President Obama has tech trouble at middle school

WATCH: President Obama Has Tech Trouble at Middle School
WATCH: President Obama Has Tech Trouble at Middle School

President Obama visited a Maryland middle school on Feb. 4 to talk about his push for more technology in schools ... but he ran into a bit of tech trouble himself.

'He picked up one kid's iPad and thought he was taping the class,' HLN reports. 'Now it turns out he forgot to hit record. So a seventh grader got to stand up and show the president the ropes!'



The White House had a great sense of humor about the flub, posting it on YouTube for everyone to chuckle at. 'This is Kevin. Oh I haven't been recording this whole time? Oh, I thought you already had it on record, Kevin,' Obama said jovially.

The class could not help but laugh at Obama's confusion before the president introduced his entourage. The school's principal posted the video on his YouTube channel.

'That's Mike, my Secret Service agent. He never smiles. He's sort of smiling today. That's not bad,' Obama joked.

Obama was visiting Buck Lodge Middle School to talk about his educational technology initiative 'ConnectED.'

According to the White House Blog, the President plans to put nearly $3 billion worth of technology in classrooms across the country.

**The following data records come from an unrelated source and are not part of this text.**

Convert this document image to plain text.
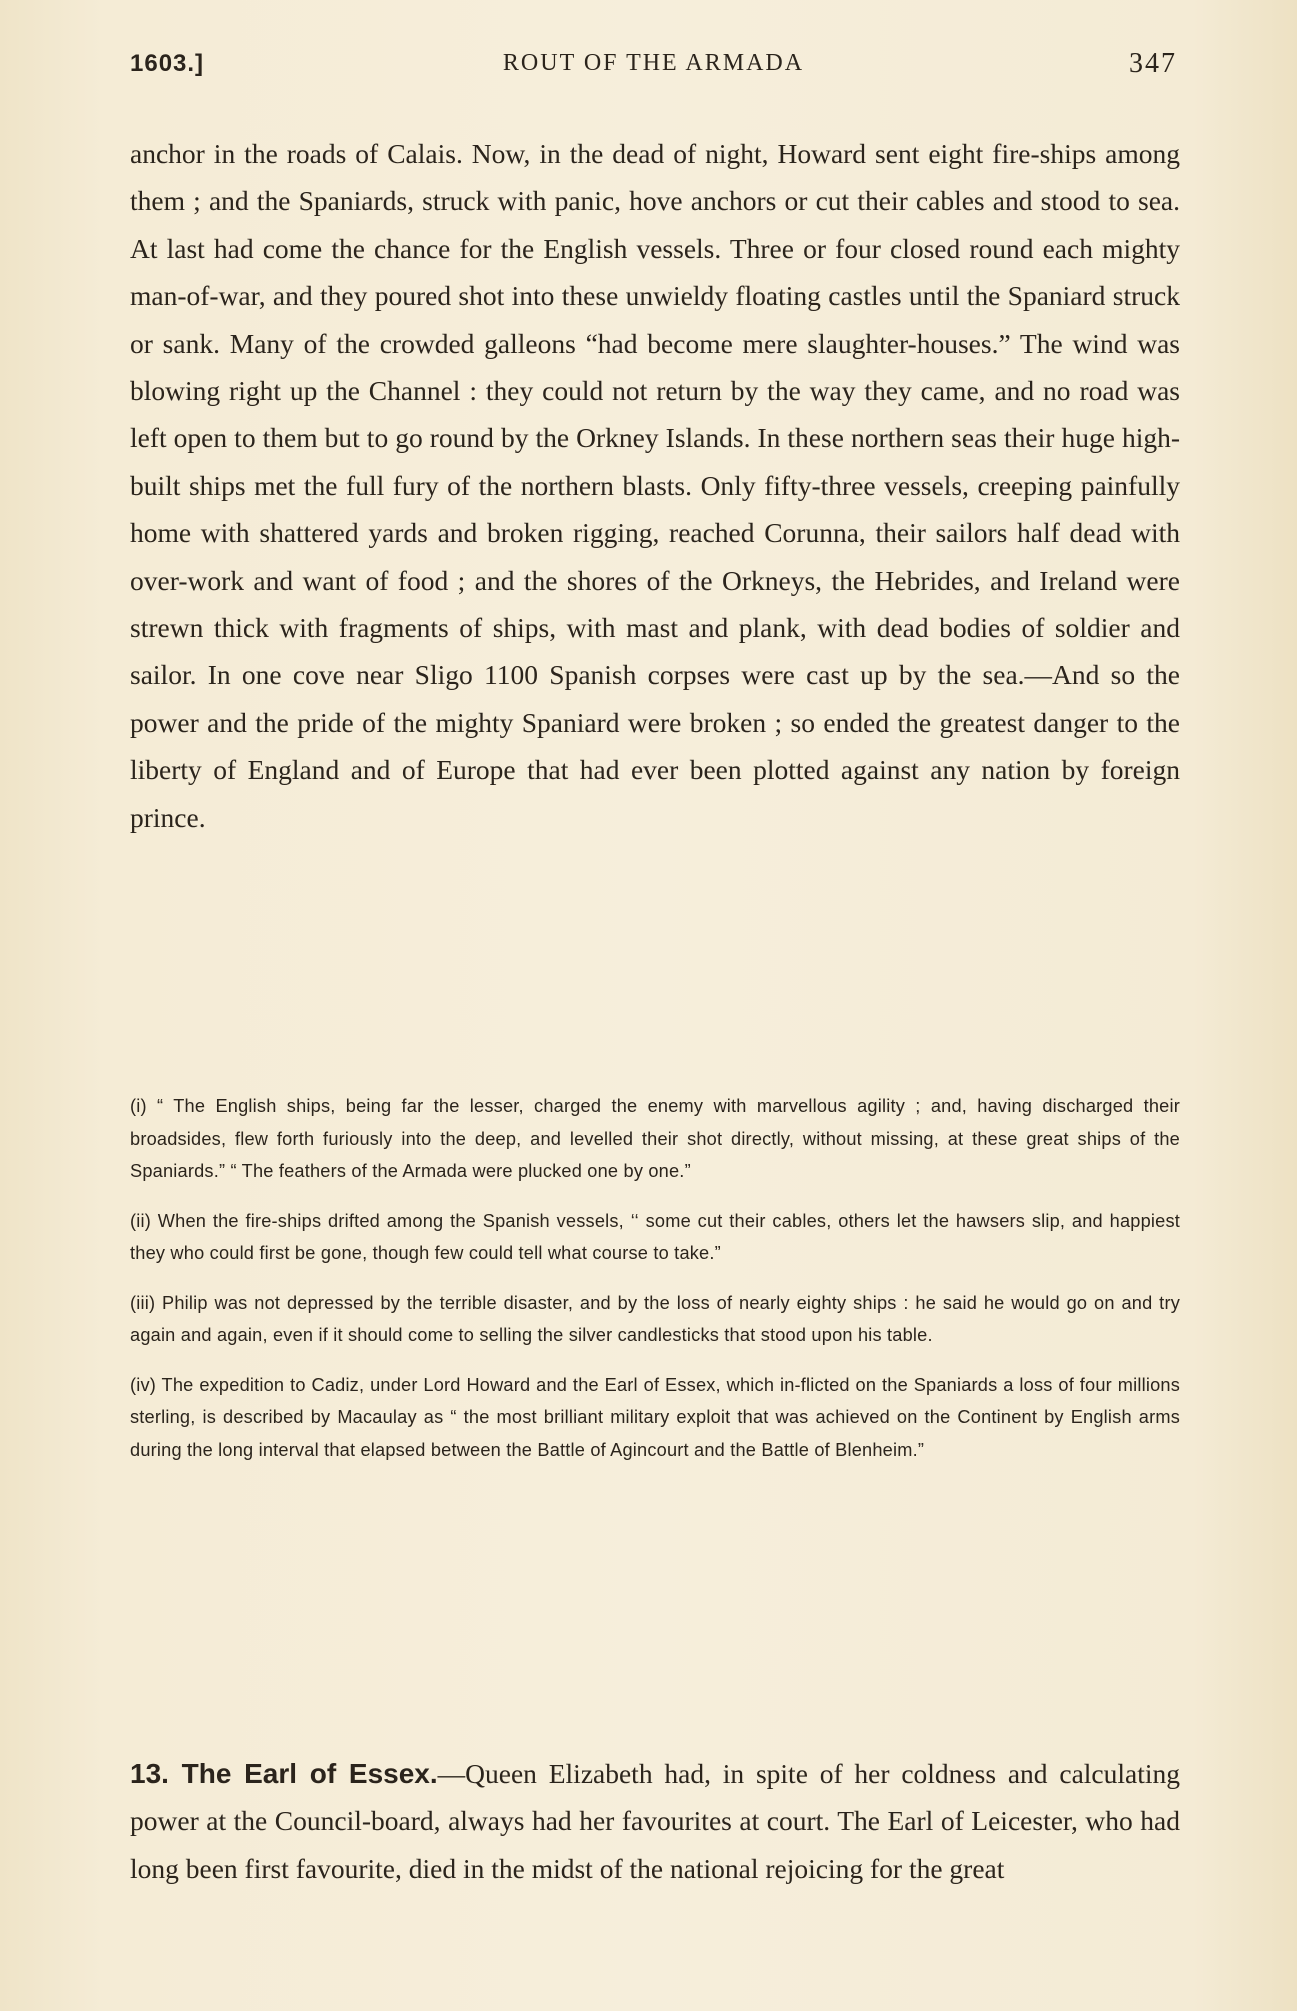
1603.]	ROUT OF THE ARMADA	347

anchor in the roads of Calais. Now, in the dead of night, Howard sent eight fire-ships among them ; and the Spaniards, struck with panic, hove anchors or cut their cables and stood to sea. At last had come the chance for the English vessels. Three or four closed round each mighty man-of-war, and they poured shot into these unwieldy floating castles until the Spaniard struck or sank. Many of the crowded galleons “had become mere slaughter-houses.” The wind was blowing right up the Channel : they could not return by the way they came, and no road was left open to them but to go round by the Orkney Islands. In these northern seas their huge high-built ships met the full fury of the northern blasts. Only fifty-three vessels, creeping painfully home with shattered yards and broken rigging, reached Corunna, their sailors half dead with over-work and want of food ; and the shores of the Orkneys, the Hebrides, and Ireland were strewn thick with fragments of ships, with mast and plank, with dead bodies of soldier and sailor. In one cove near Sligo 1100 Spanish corpses were cast up by the sea.—And so the power and the pride of the mighty Spaniard were broken ; so ended the greatest danger to the liberty of England and of Europe that had ever been plotted against any nation by foreign prince.

(i) “ The English ships, being far the lesser, charged the enemy with marvellous agility ; and, having discharged their broadsides, flew forth furiously into the deep, and levelled their shot directly, without missing, at these great ships of the Spaniards.” “ The feathers of the Armada were plucked one by one.”

(ii) When the fire-ships drifted among the Spanish vessels, ‘‘ some cut their cables, others let the hawsers slip, and happiest they who could first be gone, though few could tell what course to take.”

(iii) Philip was not depressed by the terrible disaster, and by the loss of nearly eighty ships : he said he would go on and try again and again, even if it should come to selling the silver candlesticks that stood upon his table.

(iv) The expedition to Cadiz, under Lord Howard and the Earl of Essex, which in-flicted on the Spaniards a loss of four millions sterling, is described by Macaulay as “ the most brilliant military exploit that was achieved on the Continent by English arms during the long interval that elapsed between the Battle of Agincourt and the Battle of Blenheim.”

13. The Earl of Essex.—Queen Elizabeth had, in spite of her coldness and calculating power at the Council-board, always had her favourites at court. The Earl of Leicester, who had long been first favourite, died in the midst of the national rejoicing for the great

'The Federal Communications Commission (FCC) will invest $2 billion over the next two years to dramatically expand high-speed Internet connectivity for America's schools and libraries,' the White House reports.

Obama says private sector companies have also promised more than $750M. U.S. News and World Report broke down some of the donations.

'Apple, for example, will be pledging $100 million worth of iPads, math books and other products to disadvantaged schools.'

AT&T has also pledged $100M in free Internet connectivity on educational devices for three years. Sprint promised that 50,000 low-income high school students will receive free Wi-Fi for the next four years.

The ConnectED initiative will provide broadband access for 99 percent of students by 2017.

Hopefully, the president will know his way around an iPad by then.